Am ersten Tag nach seinem Amtsantritt hat Präsident Barack Obama ein an die Spitzen seiner Administration gerichtetes Memorandum mit dem Titel „Transparenz und offenes Regieren“ veröffentlicht, in dem er drei zentrale Zielsetzungen für seine Vorstellungen von Government 2.0 formulierte.
- Transparentes Regieren.
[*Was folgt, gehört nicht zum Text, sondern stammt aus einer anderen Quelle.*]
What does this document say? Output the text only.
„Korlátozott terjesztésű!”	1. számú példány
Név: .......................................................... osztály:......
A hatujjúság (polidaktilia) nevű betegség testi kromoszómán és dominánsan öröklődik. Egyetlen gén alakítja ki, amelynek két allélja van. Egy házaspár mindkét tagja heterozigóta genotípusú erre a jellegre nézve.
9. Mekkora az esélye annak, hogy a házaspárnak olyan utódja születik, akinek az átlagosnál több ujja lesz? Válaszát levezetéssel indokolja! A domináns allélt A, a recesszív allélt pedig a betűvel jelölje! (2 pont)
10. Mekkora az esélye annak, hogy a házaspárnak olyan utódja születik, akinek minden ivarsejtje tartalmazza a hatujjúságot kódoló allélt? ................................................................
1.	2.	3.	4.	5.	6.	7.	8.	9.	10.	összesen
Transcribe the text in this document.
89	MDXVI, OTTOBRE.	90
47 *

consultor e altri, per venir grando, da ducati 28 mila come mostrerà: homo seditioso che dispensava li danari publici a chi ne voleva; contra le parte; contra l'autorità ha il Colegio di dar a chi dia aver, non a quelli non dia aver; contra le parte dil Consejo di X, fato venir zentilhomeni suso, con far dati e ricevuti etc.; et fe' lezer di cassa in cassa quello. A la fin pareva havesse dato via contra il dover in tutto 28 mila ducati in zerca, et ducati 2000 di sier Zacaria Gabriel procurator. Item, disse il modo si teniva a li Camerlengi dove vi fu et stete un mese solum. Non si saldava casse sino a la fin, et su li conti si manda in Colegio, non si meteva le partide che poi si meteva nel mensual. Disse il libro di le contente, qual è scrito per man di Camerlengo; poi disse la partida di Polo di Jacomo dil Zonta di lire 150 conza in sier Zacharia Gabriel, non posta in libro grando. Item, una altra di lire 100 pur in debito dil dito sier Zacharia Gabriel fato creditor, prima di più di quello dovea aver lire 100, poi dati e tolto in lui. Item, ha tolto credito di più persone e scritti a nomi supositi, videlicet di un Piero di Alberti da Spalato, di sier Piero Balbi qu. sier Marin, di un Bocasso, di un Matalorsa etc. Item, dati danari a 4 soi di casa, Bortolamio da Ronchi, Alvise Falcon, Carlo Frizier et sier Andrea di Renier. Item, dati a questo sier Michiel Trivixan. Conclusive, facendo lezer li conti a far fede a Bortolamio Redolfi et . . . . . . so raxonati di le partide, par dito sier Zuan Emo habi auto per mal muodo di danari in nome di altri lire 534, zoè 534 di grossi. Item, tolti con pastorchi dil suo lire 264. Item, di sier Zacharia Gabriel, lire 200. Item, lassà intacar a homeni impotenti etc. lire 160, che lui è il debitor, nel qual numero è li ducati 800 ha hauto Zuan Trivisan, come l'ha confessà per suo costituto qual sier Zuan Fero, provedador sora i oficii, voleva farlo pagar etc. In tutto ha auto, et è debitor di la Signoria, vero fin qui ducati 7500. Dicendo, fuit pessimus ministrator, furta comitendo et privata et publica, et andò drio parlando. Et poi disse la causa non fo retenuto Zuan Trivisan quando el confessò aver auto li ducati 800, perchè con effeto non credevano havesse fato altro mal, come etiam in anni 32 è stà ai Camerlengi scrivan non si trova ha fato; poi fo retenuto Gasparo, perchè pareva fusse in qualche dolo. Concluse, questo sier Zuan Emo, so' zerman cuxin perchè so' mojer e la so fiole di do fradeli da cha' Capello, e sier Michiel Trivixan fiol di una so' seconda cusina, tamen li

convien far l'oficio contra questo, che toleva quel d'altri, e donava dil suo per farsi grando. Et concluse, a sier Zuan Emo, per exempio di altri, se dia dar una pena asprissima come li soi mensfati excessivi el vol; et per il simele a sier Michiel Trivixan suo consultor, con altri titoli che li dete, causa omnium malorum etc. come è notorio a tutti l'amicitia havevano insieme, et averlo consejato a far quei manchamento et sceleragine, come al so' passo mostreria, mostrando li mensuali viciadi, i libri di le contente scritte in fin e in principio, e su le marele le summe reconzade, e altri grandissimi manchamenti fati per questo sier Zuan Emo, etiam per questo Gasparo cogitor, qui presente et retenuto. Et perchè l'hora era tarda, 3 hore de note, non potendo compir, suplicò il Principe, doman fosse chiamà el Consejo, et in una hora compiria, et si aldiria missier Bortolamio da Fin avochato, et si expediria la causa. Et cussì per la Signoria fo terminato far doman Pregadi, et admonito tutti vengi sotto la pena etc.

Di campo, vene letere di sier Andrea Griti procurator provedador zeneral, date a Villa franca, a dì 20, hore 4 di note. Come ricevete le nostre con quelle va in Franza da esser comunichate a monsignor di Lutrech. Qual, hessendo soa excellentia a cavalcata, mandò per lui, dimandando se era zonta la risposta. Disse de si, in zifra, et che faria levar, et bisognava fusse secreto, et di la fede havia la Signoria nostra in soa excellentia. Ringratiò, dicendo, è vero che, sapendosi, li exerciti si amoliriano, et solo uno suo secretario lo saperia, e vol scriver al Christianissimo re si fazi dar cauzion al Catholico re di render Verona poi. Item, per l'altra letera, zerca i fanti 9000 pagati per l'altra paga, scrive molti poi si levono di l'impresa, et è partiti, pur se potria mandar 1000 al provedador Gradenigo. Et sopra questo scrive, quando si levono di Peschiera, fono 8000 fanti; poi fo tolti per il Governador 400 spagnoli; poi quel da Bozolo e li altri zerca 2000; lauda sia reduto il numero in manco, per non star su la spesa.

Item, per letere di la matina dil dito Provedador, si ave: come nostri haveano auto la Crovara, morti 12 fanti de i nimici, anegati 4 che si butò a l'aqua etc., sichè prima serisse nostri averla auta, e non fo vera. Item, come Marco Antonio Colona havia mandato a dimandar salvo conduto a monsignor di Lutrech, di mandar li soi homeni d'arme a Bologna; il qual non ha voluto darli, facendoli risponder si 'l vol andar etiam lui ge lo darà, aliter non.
Durch umfassende Information über die Aktivitäten der Regierung – so der dahinter stehende Gedanke – sollte deren Verantwortlichkeit gegenüber den Bürgerinnen und Bürgern so weit wie möglich ausgebaut werden.
- Weitreichende Partizipation der Bürger, um deren Ideen und Erfahrungen in die Regierungsarbeit einfließen lassen zu können und diese damit grundlegend zu verbessern.
- Intensive Kooperation zwischen staatlichen Stellen – auch über die verschiedenen Ebenen des Systems hinweg – untereinander sowie zwischen staatlichen Stellen und der Zivilgesellschaft im weitesten Sinne, Verbänden, NGOs, der Wirtschaft etc., um damit die Effektivität des Regierens zu erhöhen.
Diese außerordentlich ambitiösen Zielsetzungen wurden im Verlauf eines in dieser Form einmaligen Entscheidungsprozesses, an dem die Bürger über Web 2.0-Tools vom ersten Brainstorming, über die Diskussion und Bewertung verschiedener Ideen bis hin zur Ausarbeitung von konkreten Vorschlägen intensiv und direkt beteiligt waren (eine ausführliche Beschreibung dieses Prozesses finden Sie in meiner Präsentation “Government 2.0. Das Beispiel der Obama-Administration”, die Sie von Scribd herunterladen können) in eine Richtlinie gegossen, die am 08.12.2009 in endgültiger Form veröffentlicht wurde.
Das elf Seiten umfassende Dokument besteht aus zwei Teilen: Der eigentlichen Richtlinie (6 Seiten) sowie einem Anhang mit Erläuterungen zur Umsetzung für die Administration. Das Memorandum weist die Administration an, folgende vier Maßnahmen, oder besser Maßnahmenkataloge umzusetzen, um die o.g. drei zentralen Zielsetzungen umzusetzen und verbindet diese Anweisung mit rigiden zeitlichen Vorgaben.
- Regierungsinformationen online verfügbar machen.
- Die Qualität dieser Regierungsinformationen grundlegend zu verbessern.
- Eine Kultur des offenen Regierens im o.g. Sinne zu schaffen und zu institutionalisieren.
- Einen Rahmen – im weitesten Sinne – zu schaffen, der offenes Regieren ermöglicht, unterstützt und befördert.
Was zunächst sehr abstrakt aussieht, erweist sich bei einem näheren Blick in das Memorandum als außerordentlich konkret, weil jeweils zu jedem Punkt angegeben wird, was genau bis zu einem bestimmten Zeitpunkt (und hier ist die Rede von 45, 60 bzw. bei Punkt 4 120 Tagen!!) vorliegen muss. Und der Umsetzungsprozess hat bereits jetzt, wenige Tage später, auf breiter Front begonnen. Sehen Sie sich dazu einmal diese Übersicht an.
Auch die Implementationsphase ist übrigens durch intensive Bürgerbeteiligung charakterisiert. So stand beispielsweise Aneesh Chopra, der Chief Technology Officer der Regierung, im Rahmen eines Live Chats für Fragen zur Verfügung. Auch hier kann ich die Lektüre einer komprimierten Zusammenfassung nur empfehlen.
Für mich ein gelungenes und überzeugendes Beispiel dafür, dass Web 2.0-gestützte Bürgerbeteiligung möglich ist und die inhaltlichen Ergebnisse von Entscheidungsprozessen verbessern kann. Da kann man Vivek Kundra, dem Chief Information Officer der Regierung, nur zustimmen, wenn er sagt:
"We've got to recognize that we can't treat the American people as subjects, but as a co-creator of ideas”
Da scheint die Politik endlich so weit zu sein, wie es die Ökonomie und einzelne Unternehmen – wunderbar beschrieben in dem Buch Wikinomics – schon längst sind. Es geht nicht einfach nur darum, Bürgerinnen und Bürger ein bißchen mitreden zu lassen, um Ihnen das Gefühl zu geben, eingebunden zu sein. Politik ist vielmehr - wie in dem Zitat von Vivek Kundra so schön zum Ausdruck kommt - auf sie angewiesen, weil sie angesichts der zunehmend komplexen Gesellschaften und Problemlagen des 21. Jahrhunderts ihre Ideen, ihren Sachverstand und ihr Engagement braucht, um ihre Steuerungsaufgaben noch sinnvoll wahrnehmen zu können.